There is nothing in the record to indicate that, before filing his § 2241 habeas Petition, McCallister made any effort to resolve the current dispute with the BOP, either informally or formally. In fact, McCallister's Petition states that it would cause him "undue delay" to attempt to exhaust his administrative remedies. Doc. 2 at 1.
While McCallister's projected release date, currently less than two months away, may make it impractical or impossible for him to complete the BOP's entire administrative process before he is released, that does not justify him bypassing the administrative process altogether and filing a § 2241 Petition, without making any effort to exhaust his administrative remedies.
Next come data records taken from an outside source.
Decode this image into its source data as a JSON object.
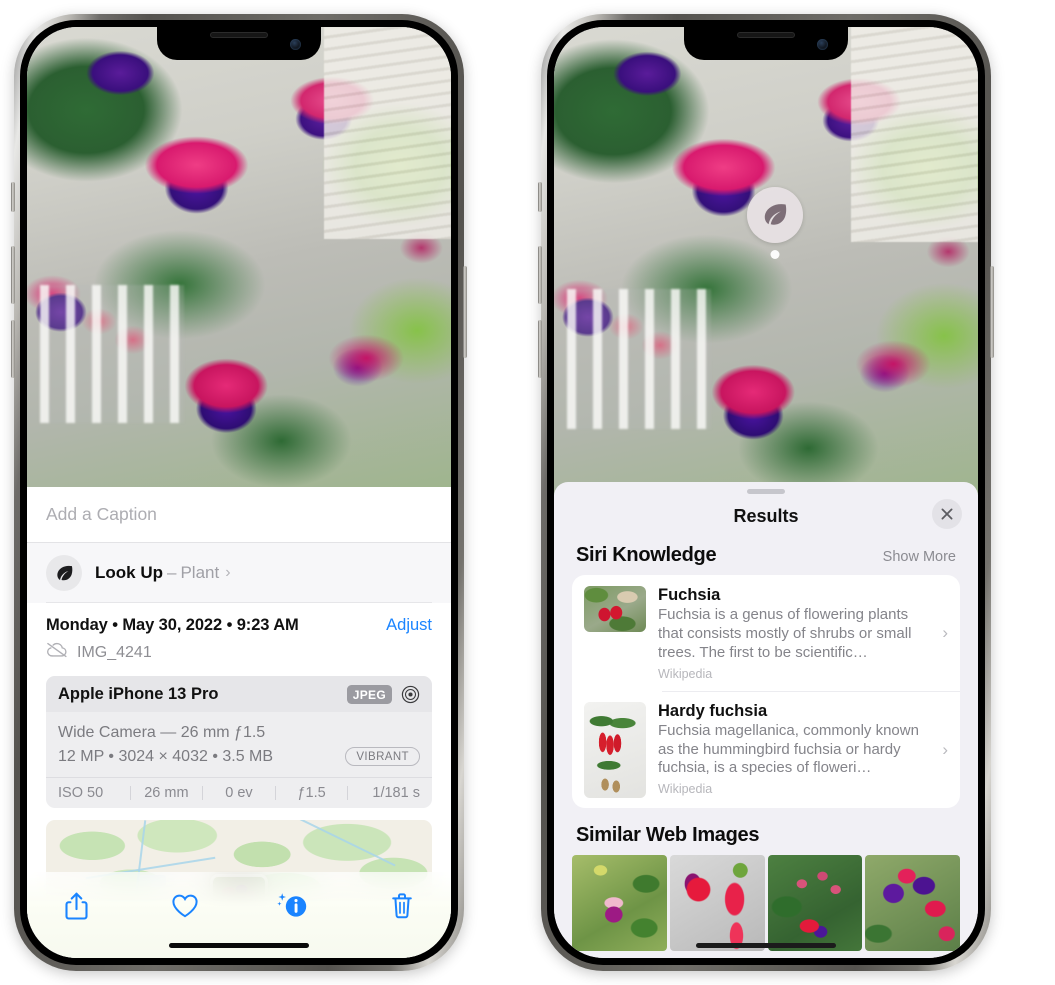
{
  "left_phone": {
    "photo": {
      "alt": "fuchsia-flowers-photo"
    },
    "caption_field": {
      "placeholder": "Add a Caption",
      "value": ""
    },
    "look_up": {
      "label": "Look Up",
      "dash": "–",
      "kind": "Plant",
      "chevron": "›",
      "icon": "leaf-icon"
    },
    "metadata": {
      "date": "Monday • May 30, 2022 • 9:23 AM",
      "adjust_label": "Adjust",
      "filename": "IMG_4241",
      "cloud_icon": "icloud-slash-icon"
    },
    "exif": {
      "model": "Apple iPhone 13 Pro",
      "format_chip": "JPEG",
      "aperture_icon": "aperture-icon",
      "lens_line": "Wide Camera — 26 mm ƒ1.5",
      "size_line": "12 MP • 3024 × 4032 • 3.5 MB",
      "style_chip": "VIBRANT",
      "footer": [
        "ISO 50",
        "26 mm",
        "0 ev",
        "ƒ1.5",
        "1/181 s"
      ]
    },
    "map": {
      "pin": "photo-location-pin"
    },
    "toolbar": [
      {
        "name": "share-button",
        "icon": "share-icon"
      },
      {
        "name": "favorite-button",
        "icon": "heart-icon"
      },
      {
        "name": "info-button",
        "icon": "info-sparkle-icon"
      },
      {
        "name": "delete-button",
        "icon": "trash-icon"
      }
    ],
    "accent_color": "#1a84ff"
  },
  "right_phone": {
    "photo_badge": {
      "icon": "leaf-icon",
      "name": "visual-lookup-leaf-badge"
    },
    "panel": {
      "grabber": "drag-handle",
      "title": "Results",
      "close_icon": "close-icon"
    },
    "siri_knowledge": {
      "section_title": "Siri Knowledge",
      "show_more": "Show More",
      "cards": [
        {
          "title": "Fuchsia",
          "description": "Fuchsia is a genus of flowering plants that consists mostly of shrubs or small trees. The first to be scientific…",
          "source": "Wikipedia",
          "chevron": "›",
          "thumb": "fuchsia-thumbnail"
        },
        {
          "title": "Hardy fuchsia",
          "description": "Fuchsia magellanica, commonly known as the hummingbird fuchsia or hardy fuchsia, is a species of floweri…",
          "source": "Wikipedia",
          "chevron": "›",
          "thumb": "hardy-fuchsia-thumbnail"
        }
      ]
    },
    "similar_web_images": {
      "section_title": "Similar Web Images",
      "thumbs": [
        "web-image-1",
        "web-image-2",
        "web-image-3",
        "web-image-4"
      ]
    }
  }
}
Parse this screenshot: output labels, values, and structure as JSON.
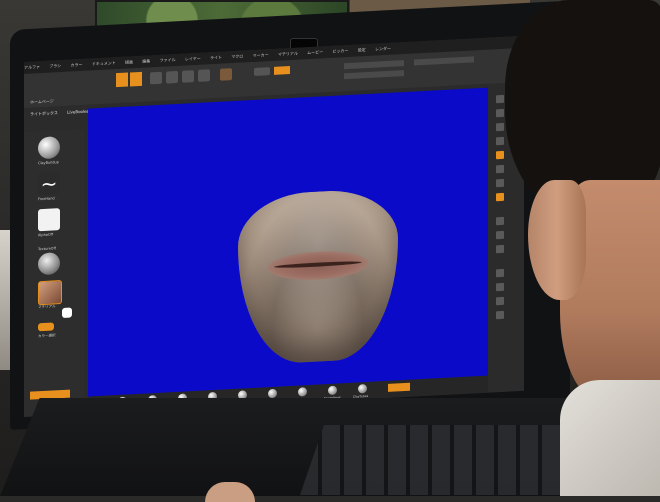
{
  "app": {
    "title": "ZBrush 2021",
    "accent_color": "#e7901d",
    "canvas_color": "#0a0ac8"
  },
  "menu": {
    "items": [
      "アルファ",
      "ブラシ",
      "カラー",
      "ドキュメント",
      "描画",
      "編集",
      "ファイル",
      "レイヤー",
      "ライト",
      "マクロ",
      "マーカー",
      "マテリアル",
      "ムービー",
      "ピッカー",
      "設定",
      "レンダー",
      "ステンシル",
      "ストローク",
      "テクスチャ",
      "ツール",
      "トランスフォーム",
      "Zプラグイン",
      "Zスクリプト"
    ]
  },
  "toolbar": {
    "home_tab": "ホームページ",
    "lightbox_tab": "ライトボックス",
    "liveboolean": "LiveBoolean"
  },
  "leftshelf": {
    "items": [
      {
        "label": "ClayBuildup",
        "icon": "sphere-brush-icon"
      },
      {
        "label": "FreeHand",
        "icon": "stroke-icon"
      },
      {
        "label": "AlphaOff",
        "icon": "alpha-icon"
      },
      {
        "label": "TextureOff",
        "icon": "texture-icon"
      },
      {
        "label": "マテリアル",
        "icon": "material-icon"
      },
      {
        "label": "カラー選択",
        "icon": "color-icon"
      }
    ]
  },
  "bottomshelf": {
    "items": [
      "Standard",
      "Move",
      "Clay",
      "DamStandard",
      "hPolish",
      "Inflat",
      "TrimDynamic",
      "SnakeHook",
      "ClayTubes"
    ]
  }
}
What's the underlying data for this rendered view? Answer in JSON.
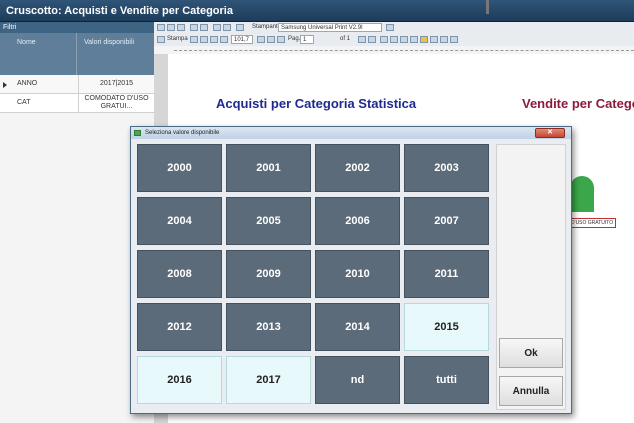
{
  "window": {
    "title": "Cruscotto: Acquisti e Vendite per Categoria"
  },
  "filters": {
    "caption": "Filtri",
    "col_name": "Nome",
    "col_values": "Valori disponibili",
    "rows": [
      {
        "name": "ANNO",
        "value": "2017|2015"
      },
      {
        "name": "CAT",
        "value": "COMODATO D'USO GRATUI..."
      }
    ]
  },
  "toolbar": {
    "printer_label": "Stampante",
    "printer_value": "Samsung Universal Print V2.9I",
    "print_label": "Stampa",
    "zoom_value": "101,7",
    "page_label": "Pag.",
    "page_value": "1",
    "page_of": "of 1"
  },
  "report": {
    "title_left": "Acquisti per Categoria Statistica",
    "title_right": "Vendite per Catego",
    "gauge_tag": "D'USO GRATUITO"
  },
  "dialog": {
    "title": "Seleziona valore disponibile",
    "close_label": "✕",
    "values": [
      "2000",
      "2001",
      "2002",
      "2003",
      "2004",
      "2005",
      "2006",
      "2007",
      "2008",
      "2009",
      "2010",
      "2011",
      "2012",
      "2013",
      "2014",
      "2015",
      "2016",
      "2017",
      "nd",
      "tutti"
    ],
    "selected": [
      "2015",
      "2016",
      "2017"
    ],
    "ok_label": "Ok",
    "cancel_label": "Annulla"
  },
  "colors": {
    "tile": "#5c6b79",
    "tile_selected": "#e8f9fb",
    "title_blue": "#1e2a8f",
    "title_red": "#8b1a3b",
    "gauge": "#3aa84a"
  }
}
From both a policy and practical standpoint, it is critically important for habeas petitioners to provide the BOP with the first opportunity to address their sentencing issues, as Congress has specifically delegated to the BOP the responsibility to credit a prisoner's sentence for satisfactory behavior. 18 U.S.C. § 3624(b). The BOP, not a habeas Court, is in the best position to determine whether a prisoner's release date should be adjusted for good conduct.
Thus, the Court also concludes that McCallister's request for a reduced sentence, without first presenting the issue to the BOP for resolution, is premature.
IT IS HEREBY RECOMMENDED THAT Petitioner Justice McCallister's Petition for Habeas Corpus, Doc. No. 2, be dismissed, without prejudice, and his Motion to Rule in Default, Doc. 8, be denied as moot.